On 2/02/23 05:38, Stan Johnson wrote:
> On 1/30/23 8:05 PM, Michael Schmitz wrote:
>> ...
>> Am 30.01.2023 um 17:00 schrieb Stan Johnson:
>>> Hello,
>>>
>>> I am seeing anywhere from zero to four of the following errors while
>>> booting Linux on 68030 systems and using sysvinit startup scripts:
>>>
>>> *** stack smashing detected ***: terminated
>>> Aborted
>>>
>>> I usually (but not always) see three of the errors while init is running
>>> the rcS.d scripts, and one while running the rc2.d scripts. The stack
>>> smashing messages appear only on the system console (nothing is logged
>>> in an error log or dmesg). Despite the errors, the system continues
>>> booting to multiuser mode without any obvious additional problems. I
>>> haven't tested systemd, which is too slow to be useful on my m68k
>>> systems (though I have a Debian SID with systemd that I can restore for
>>> testing if necessary).
>>>
>>> ...
>> Another way may be logging the start of each of the rcS.d or rc2.d
>> scripts until you know what scripts to look at in more detail, then
>> adding 'set -v' at the start of those to log every command in the
>> offending script.
> Hi Michael,
>
> Thanks for your reply.
>
> After logging the start and end of each script, I see that the "stack
> smashing detected" error often happens while running
> "/etc/rcS.d/S01mountkernfs.sh" (/etc/init.d/mountkernfs.sh). I'll try to
> isolate it to a particular command.
>
> This may be a coincidence, but the error seems to happen (up to about 4
> times) after a warm boot into Mac OS 7.5.5 and a subsequent boot into
> Linux that when starting with a cold boot into Mac OS 7.5.5, but it
> doesn't seem that that should make any difference for Linux. This
> morning, after a cold boot, I saw two of the errors, while after a warm
> boot, I saw four.
Hmm - that might well indicate a hardware issue rather than software. 
Bits flipping at random in RAM (and getting picked up because the stack 
canary changes).
>
>> Once the offending binary is known (and the crash can be reproduced
>> after system boot), gdb can be used to find the function that overwrote
>> its local stack guard.
> Is there a way to configure the kernel to use the stack guard for every
> function, and then log every resulting abort? I realize that that would
> be very slow, but it might also be useful for debugging.

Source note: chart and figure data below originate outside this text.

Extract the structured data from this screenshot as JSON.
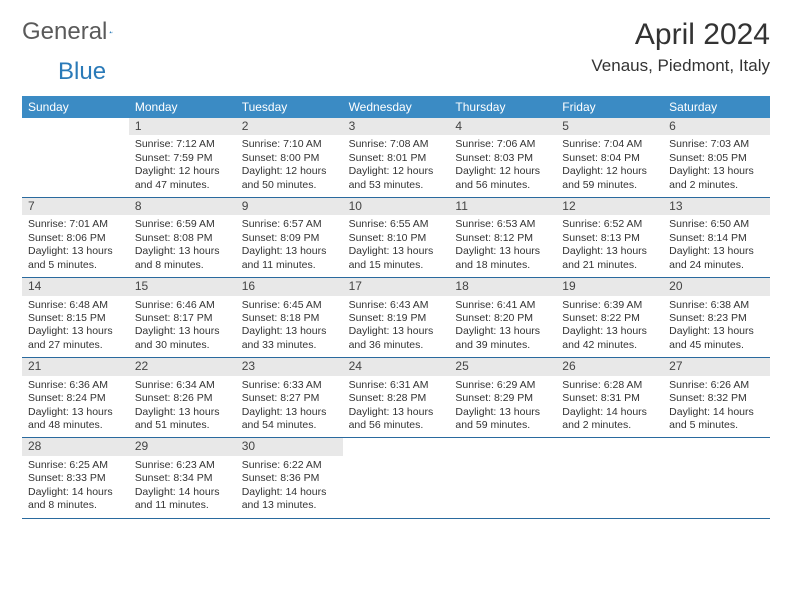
{
  "logo": {
    "text1": "General",
    "text2": "Blue"
  },
  "title": "April 2024",
  "location": "Venaus, Piedmont, Italy",
  "colors": {
    "header_bg": "#3b8bc4",
    "header_text": "#ffffff",
    "week_border": "#2a6a9e",
    "num_bg": "#e8e8e8",
    "body_text": "#333333",
    "logo_gray": "#5a5a5a",
    "logo_blue": "#2a7ab8",
    "page_bg": "#ffffff"
  },
  "fonts": {
    "title_size": 30,
    "location_size": 17,
    "day_header_size": 12,
    "day_num_size": 12,
    "cell_size": 10.5
  },
  "day_names": [
    "Sunday",
    "Monday",
    "Tuesday",
    "Wednesday",
    "Thursday",
    "Friday",
    "Saturday"
  ],
  "weeks": [
    [
      {
        "num": "",
        "lines": []
      },
      {
        "num": "1",
        "lines": [
          "Sunrise: 7:12 AM",
          "Sunset: 7:59 PM",
          "Daylight: 12 hours and 47 minutes."
        ]
      },
      {
        "num": "2",
        "lines": [
          "Sunrise: 7:10 AM",
          "Sunset: 8:00 PM",
          "Daylight: 12 hours and 50 minutes."
        ]
      },
      {
        "num": "3",
        "lines": [
          "Sunrise: 7:08 AM",
          "Sunset: 8:01 PM",
          "Daylight: 12 hours and 53 minutes."
        ]
      },
      {
        "num": "4",
        "lines": [
          "Sunrise: 7:06 AM",
          "Sunset: 8:03 PM",
          "Daylight: 12 hours and 56 minutes."
        ]
      },
      {
        "num": "5",
        "lines": [
          "Sunrise: 7:04 AM",
          "Sunset: 8:04 PM",
          "Daylight: 12 hours and 59 minutes."
        ]
      },
      {
        "num": "6",
        "lines": [
          "Sunrise: 7:03 AM",
          "Sunset: 8:05 PM",
          "Daylight: 13 hours and 2 minutes."
        ]
      }
    ],
    [
      {
        "num": "7",
        "lines": [
          "Sunrise: 7:01 AM",
          "Sunset: 8:06 PM",
          "Daylight: 13 hours and 5 minutes."
        ]
      },
      {
        "num": "8",
        "lines": [
          "Sunrise: 6:59 AM",
          "Sunset: 8:08 PM",
          "Daylight: 13 hours and 8 minutes."
        ]
      },
      {
        "num": "9",
        "lines": [
          "Sunrise: 6:57 AM",
          "Sunset: 8:09 PM",
          "Daylight: 13 hours and 11 minutes."
        ]
      },
      {
        "num": "10",
        "lines": [
          "Sunrise: 6:55 AM",
          "Sunset: 8:10 PM",
          "Daylight: 13 hours and 15 minutes."
        ]
      },
      {
        "num": "11",
        "lines": [
          "Sunrise: 6:53 AM",
          "Sunset: 8:12 PM",
          "Daylight: 13 hours and 18 minutes."
        ]
      },
      {
        "num": "12",
        "lines": [
          "Sunrise: 6:52 AM",
          "Sunset: 8:13 PM",
          "Daylight: 13 hours and 21 minutes."
        ]
      },
      {
        "num": "13",
        "lines": [
          "Sunrise: 6:50 AM",
          "Sunset: 8:14 PM",
          "Daylight: 13 hours and 24 minutes."
        ]
      }
    ],
    [
      {
        "num": "14",
        "lines": [
          "Sunrise: 6:48 AM",
          "Sunset: 8:15 PM",
          "Daylight: 13 hours and 27 minutes."
        ]
      },
      {
        "num": "15",
        "lines": [
          "Sunrise: 6:46 AM",
          "Sunset: 8:17 PM",
          "Daylight: 13 hours and 30 minutes."
        ]
      },
      {
        "num": "16",
        "lines": [
          "Sunrise: 6:45 AM",
          "Sunset: 8:18 PM",
          "Daylight: 13 hours and 33 minutes."
        ]
      },
      {
        "num": "17",
        "lines": [
          "Sunrise: 6:43 AM",
          "Sunset: 8:19 PM",
          "Daylight: 13 hours and 36 minutes."
        ]
      },
      {
        "num": "18",
        "lines": [
          "Sunrise: 6:41 AM",
          "Sunset: 8:20 PM",
          "Daylight: 13 hours and 39 minutes."
        ]
      },
      {
        "num": "19",
        "lines": [
          "Sunrise: 6:39 AM",
          "Sunset: 8:22 PM",
          "Daylight: 13 hours and 42 minutes."
        ]
      },
      {
        "num": "20",
        "lines": [
          "Sunrise: 6:38 AM",
          "Sunset: 8:23 PM",
          "Daylight: 13 hours and 45 minutes."
        ]
      }
    ],
    [
      {
        "num": "21",
        "lines": [
          "Sunrise: 6:36 AM",
          "Sunset: 8:24 PM",
          "Daylight: 13 hours and 48 minutes."
        ]
      },
      {
        "num": "22",
        "lines": [
          "Sunrise: 6:34 AM",
          "Sunset: 8:26 PM",
          "Daylight: 13 hours and 51 minutes."
        ]
      },
      {
        "num": "23",
        "lines": [
          "Sunrise: 6:33 AM",
          "Sunset: 8:27 PM",
          "Daylight: 13 hours and 54 minutes."
        ]
      },
      {
        "num": "24",
        "lines": [
          "Sunrise: 6:31 AM",
          "Sunset: 8:28 PM",
          "Daylight: 13 hours and 56 minutes."
        ]
      },
      {
        "num": "25",
        "lines": [
          "Sunrise: 6:29 AM",
          "Sunset: 8:29 PM",
          "Daylight: 13 hours and 59 minutes."
        ]
      },
      {
        "num": "26",
        "lines": [
          "Sunrise: 6:28 AM",
          "Sunset: 8:31 PM",
          "Daylight: 14 hours and 2 minutes."
        ]
      },
      {
        "num": "27",
        "lines": [
          "Sunrise: 6:26 AM",
          "Sunset: 8:32 PM",
          "Daylight: 14 hours and 5 minutes."
        ]
      }
    ],
    [
      {
        "num": "28",
        "lines": [
          "Sunrise: 6:25 AM",
          "Sunset: 8:33 PM",
          "Daylight: 14 hours and 8 minutes."
        ]
      },
      {
        "num": "29",
        "lines": [
          "Sunrise: 6:23 AM",
          "Sunset: 8:34 PM",
          "Daylight: 14 hours and 11 minutes."
        ]
      },
      {
        "num": "30",
        "lines": [
          "Sunrise: 6:22 AM",
          "Sunset: 8:36 PM",
          "Daylight: 14 hours and 13 minutes."
        ]
      },
      {
        "num": "",
        "lines": []
      },
      {
        "num": "",
        "lines": []
      },
      {
        "num": "",
        "lines": []
      },
      {
        "num": "",
        "lines": []
      }
    ]
  ]
}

The stack canary mechanism pushes a token on the stack at function 
entry, and compares against that token's value at function exit. This is 
all code generated by gcc in the user binary.

The kernel is not involved in function calls other than syscalls. For 
syscalls, we could try to find the user mode stack, and do a similar 
canary trick, but I don't think that would be necessary for all 
syscalls. Might be easier to instrument copy_to_user() instead if you're 
worried about a syscall receiving result data that way to a variable on 
the stack.

But since we're touching on copy_to_user() here - the 'remove set_fs' 
patch set by Christoph Hellwig refactored the m68k inline helpers around 
July 2021. Can you test a kernel prior to those patches (5.15-rc2)?

>
>> That's a lot of work on a 030 Mac - have you tried to reproduce this on
>> any kind of emulator?
> I haven't seen the error in QEMU.
>
>> I suppose one difference between your 030 and 040 Macs might be the
>> amount of RAM available. I wonder if this bug results from a combination
>> of 030 MMU and memory pressure, or 030 MMU only.
> For some reason, the error seems to happen only with 68030 systems,
> regardless of processor speed or memory:
>
> PB 170      : 68030, 25 MHz, 8 MiB, external SCSI2SD
> Mac IIci    : 68030, 25 MHz, 80 MiB, internal SCSI2SD
> SE/30       : 68030, 16 MHz, 128 MiB, external SCSI2SD
> PB 550c     : 68040, 33 MHz, 36 MiB, external SCSI2SD
> Centris 650 : 68040, 25 MHz, 136 MiB, internal SCSI2SD

Exception handling in copy_to_user() and the related bits in 030 page 
fault handling might need another look in then...

Cheers,

     Michael


>
> -Stan